The feature should give iPhones the option to accept payments from credit cards, debit cards and payment services such as Apple Pay, sources told Bloomberg journalist Mark Gurman. This would allow the smartphones to function as a kind of card reader, without the need for additional hardware. Presumably the function works via NFC; iPhones have had the necessary chip since 2014.
To implement the feature, Apple is using Mobeewave’s technology, according to Bloomberg. That’s a Canadian start-up working on smartphone features to accept credit card payments instantly. Apple acquired that company in 2020 for $100 million. Bloomberg wrote at the time that Apple might be planning to support card payments on iPhones. Samsung previously collaborated with the company and then did a test in Canada.
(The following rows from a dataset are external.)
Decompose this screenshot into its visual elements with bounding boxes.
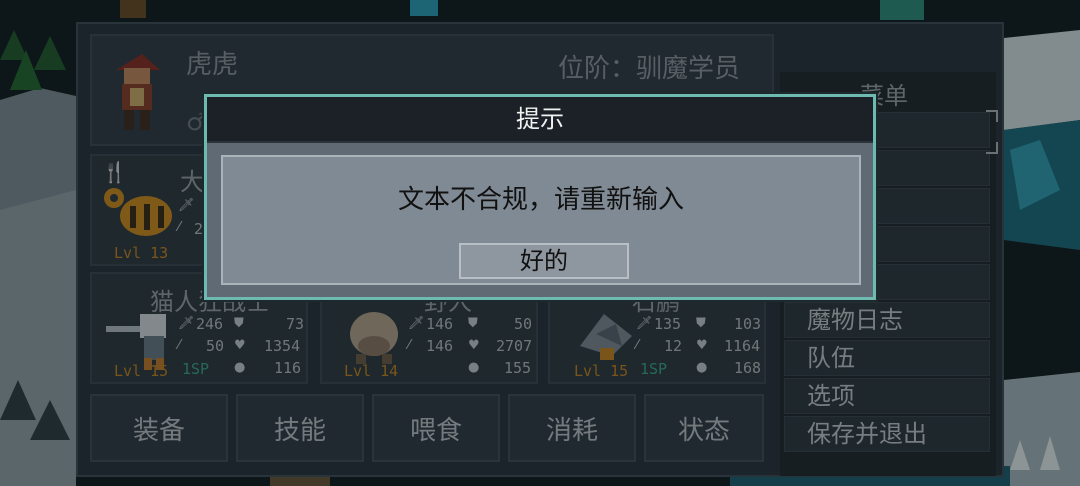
ok-button[interactable]: 好的 xyxy=(459,243,629,279)
dialog-message: 文本不合规，请重新输入 xyxy=(397,185,684,215)
dialog-body: 文本不合规，请重新输入 好的 xyxy=(221,155,861,285)
dialog-title: 提示 xyxy=(516,105,564,133)
alert-dialog: 提示 文本不合规，请重新输入 好的 xyxy=(204,94,876,300)
game-scene: 虎虎 位阶：驯魔学员 ♂ 🍴 大眼狸 Lvl 13 🗡 ⁄ 2 猫人狂战士 Lv… xyxy=(0,0,1080,486)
It is not known whether the feature will be available worldwide immediately upon release; the feature may initially only appear in the United States. For example, Apple Cash, a feature of Apple that allows iPhone users to transfer money between themselves via iMessage, is not yet available in the EU at this time.
Bloomberg reports that Apple plans to release the feature “in the coming months” via a software update. The feature may be incorporated in iOS 15.4, of which the first beta version is expected soon and which may be released in the spring. That would put the release close to an alleged Apple event in the spring, which includes a new iPhone SE and iPad Air with 5G and a new Mac computer, Bloomberg writes.